In this paper, we present an image parsing to text description (I2T) framework that
generates text descriptions in natural language based on understanding of image
and video content. Fig. 1 shows the diagram of the proposed
I2T framework with four key components:
- An image parsing engine. that parses input images
into their constituent visual patterns, in a spirit similar to parsing sentences
in natural language.
- An And-or Graph (AoG) visual knowledge representation
that embodies vocabularies of visual elements including primitives, parts, objects
and scenes as well as a stochastic image grammar that specifies syntactic (compositional)
relations and semantic relations (e.g. categorical, spatial, temporal and functional
relations) between these visual elements. The categorical relationships are inherited
from WordNet, a lexical semantic network
of English. The AoG not only guides the image parsing engine with top-down hypotheses
but also serves as an ontology for mapping parse graphs into semantic representation
(formal and unambiguous knowledge representation).
- A Semantic Web that interconnects different domain
specific ontologies with semantic representation of parse graphs. This step helps
to enrich parse graphs derived purely from visual cues with other sources of semantic
information. For example, the input picture in Fig. 2 has a
text tag "Oven's mouth river". With the help of a GIS database embedded
in the Semantic Web, we are able to relate this picture to a geo-location: "Oven's
mouth preserve of Maine state". Another benefit using Semantic Web technology
is that end users not only can access the semantic information of an image by reading
the natural language text report but can also query the Semantic Web using standard
semantic querying languages.
- A text generation engine that converts semantic
representations into human readable and query-able natural language descriptions.
|
|
|
The task of the I2T framework can be illustrated in Fig. 2.
|
 |
Fig.2 Two major tasks of the I2T framework: (a) image parsing
and (b) text description..
|
|
|
As simple as the Fig.2 may seem to be for a human, it is by
no means an easy task for any computer vision system today - especially when input
images are of great diversity in contents (i.e. number and category of objects)

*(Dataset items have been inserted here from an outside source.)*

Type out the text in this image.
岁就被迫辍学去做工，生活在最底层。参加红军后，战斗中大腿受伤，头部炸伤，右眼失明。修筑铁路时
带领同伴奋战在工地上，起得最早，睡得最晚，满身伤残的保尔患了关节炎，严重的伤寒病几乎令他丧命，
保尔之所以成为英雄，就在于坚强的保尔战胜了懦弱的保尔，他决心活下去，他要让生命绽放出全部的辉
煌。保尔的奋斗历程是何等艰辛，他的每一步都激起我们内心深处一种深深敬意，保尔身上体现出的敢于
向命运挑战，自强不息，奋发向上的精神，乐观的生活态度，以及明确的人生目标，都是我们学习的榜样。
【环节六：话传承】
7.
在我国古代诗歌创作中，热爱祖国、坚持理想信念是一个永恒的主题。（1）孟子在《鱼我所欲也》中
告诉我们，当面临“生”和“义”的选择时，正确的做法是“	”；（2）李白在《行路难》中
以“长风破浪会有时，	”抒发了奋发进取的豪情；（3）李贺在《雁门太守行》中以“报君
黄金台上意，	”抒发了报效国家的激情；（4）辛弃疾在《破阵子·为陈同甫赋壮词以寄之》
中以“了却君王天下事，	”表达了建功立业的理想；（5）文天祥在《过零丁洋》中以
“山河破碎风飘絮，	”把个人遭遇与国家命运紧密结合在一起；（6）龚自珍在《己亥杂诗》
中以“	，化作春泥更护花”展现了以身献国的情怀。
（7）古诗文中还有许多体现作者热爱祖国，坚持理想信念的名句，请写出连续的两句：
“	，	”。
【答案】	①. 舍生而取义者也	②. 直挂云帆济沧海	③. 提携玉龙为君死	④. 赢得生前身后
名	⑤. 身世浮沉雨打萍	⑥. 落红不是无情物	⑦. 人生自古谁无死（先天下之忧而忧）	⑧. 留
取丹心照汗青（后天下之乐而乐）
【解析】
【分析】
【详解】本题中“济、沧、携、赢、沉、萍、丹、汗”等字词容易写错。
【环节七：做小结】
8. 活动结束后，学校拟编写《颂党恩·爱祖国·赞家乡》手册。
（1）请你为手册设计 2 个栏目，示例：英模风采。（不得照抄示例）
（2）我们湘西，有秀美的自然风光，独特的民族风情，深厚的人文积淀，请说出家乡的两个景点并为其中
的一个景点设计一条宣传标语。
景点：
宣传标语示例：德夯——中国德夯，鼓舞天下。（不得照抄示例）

and structures (i.e. spatial layout of objects), which is certainly the case for
images from the Internet. But given certain controlled domain, for example the two
case study systems, automatic image parsing is practical. For this reason, our objective
in this paper is twofold:
- We use a semi-automatic method (interactive) to parse general images from the Internet
in order to build a large-scale ground truth image dataset. Then we learn the AoG
from this dataset for visual knowledge representation. Our goal is to make the parsing
process more and more automatic using the learned AoG models.
- We use automatic methods to parse image/video in specific domains. For example,
in the surveillance system, the camera is static, so we only need to parse the background
(interactively) once at the beginning, and all other components are done automatically.

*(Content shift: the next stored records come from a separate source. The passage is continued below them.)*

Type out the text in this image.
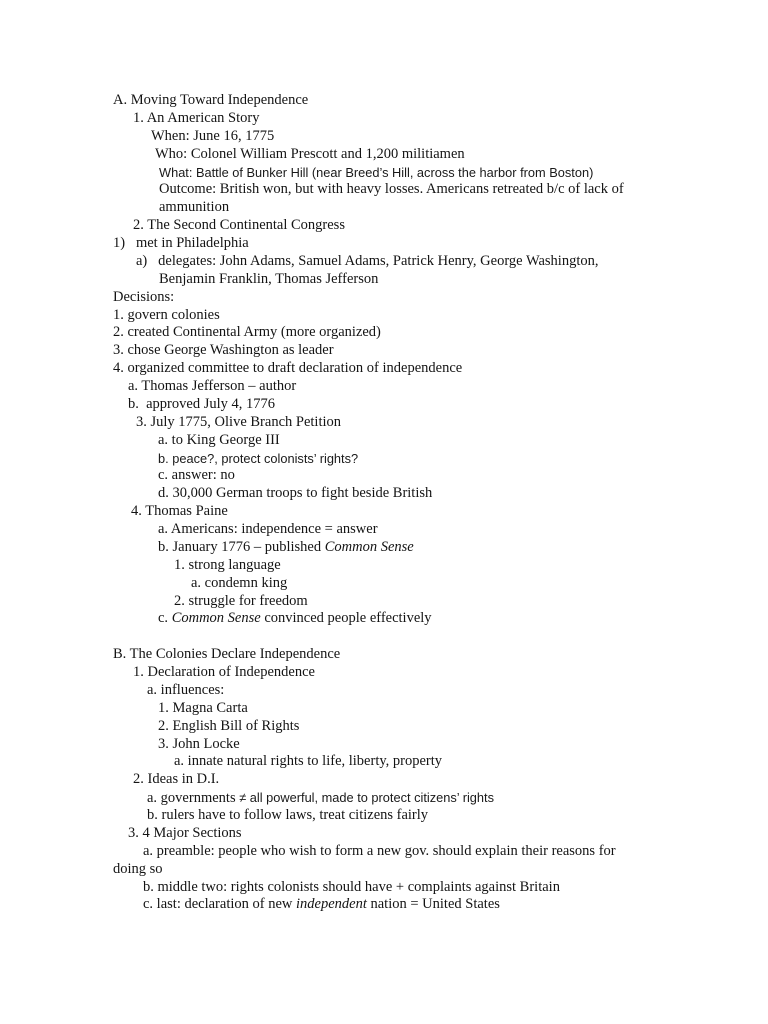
A. Moving Toward Independence
1. An American Story
When: June 16, 1775
Who: Colonel William Prescott and 1,200 militiamen
What: Battle of Bunker Hill (near Breed’s Hill, across the harbor from Boston)
Outcome: British won, but with heavy losses. Americans retreated b/c of lack of
ammunition
2. The Second Continental Congress
1)   met in Philadelphia
a)   delegates: John Adams, Samuel Adams, Patrick Henry, George Washington,
Benjamin Franklin, Thomas Jefferson
Decisions:
1. govern colonies
2. created Continental Army (more organized)
3. chose George Washington as leader
4. organized committee to draft declaration of independence
a. Thomas Jefferson – author
b.  approved July 4, 1776
3. July 1775, Olive Branch Petition
a. to King George III
b. peace?, protect colonists’ rights?
c. answer: no
d. 30,000 German troops to fight beside British
4. Thomas Paine
a. Americans: independence = answer
b. January 1776 – published Common Sense
1. strong language
a. condemn king
2. struggle for freedom
c. Common Sense convinced people effectively
B. The Colonies Declare Independence
1. Declaration of Independence
a. influences:
1. Magna Carta
2. English Bill of Rights
3. John Locke
a. innate natural rights to life, liberty, property
2. Ideas in D.I.
a. governments ≠ all powerful, made to protect citizens’ rights
b. rulers have to follow laws, treat citizens fairly
3. 4 Major Sections
a. preamble: people who wish to form a new gov. should explain their reasons for
doing so
b. middle two: rights colonists should have + complaints against Britain
c. last: declaration of new independent nation = United States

In the automatic driving scene parsing system, the camera is forward looking at
roads and streets. Although the image parsing algorithm may produce some errors,
it is fully automatic.
|
|
|
The major challenges for realizing the I2T task on general images from the Internet
is a so-called Semantic gap, which is defined as the the discrepancy
between human interpretations of image information and those currently derivable
by a computer.
From an artificial intelligence (AI) point of view, bridging the Semantic gap
is equivalent to solving a visual symbol grounding problem. Therefore, we may further
decompose the symbol grounding problem in visual domain into two levels:
- Categorical representations, which are learned and innate feature-detectors
that pick out the invariant features of object and event categories from their sensory
projections (images). Each category corresponds to an elementary symbol (visual
element).
- Symbolic representations, which consist of symbol strings describing
semantic relations between elementary symbols, such as category membership relations
(e.g. A zebra is a horse that has strips), functional
relations (e.g. the man in Fig.2} is the owner
of the backpack), and so on. With these semantic relationships, basic elementary
symbols grounded in categorical representations (e.g. horse and strip)
can be used to compose new grounded symbols using rules (e.g. zebra = horse
+ strips).
Categorical representation has been the mainstream goal of computer
vision community for the past decades. Extensive previous work in image annotation
and video annotation (e.g. reported under the TREC Video Retrieval Evaluation program
(TRECVID) ) has been mainly focused on addressing categorical representation.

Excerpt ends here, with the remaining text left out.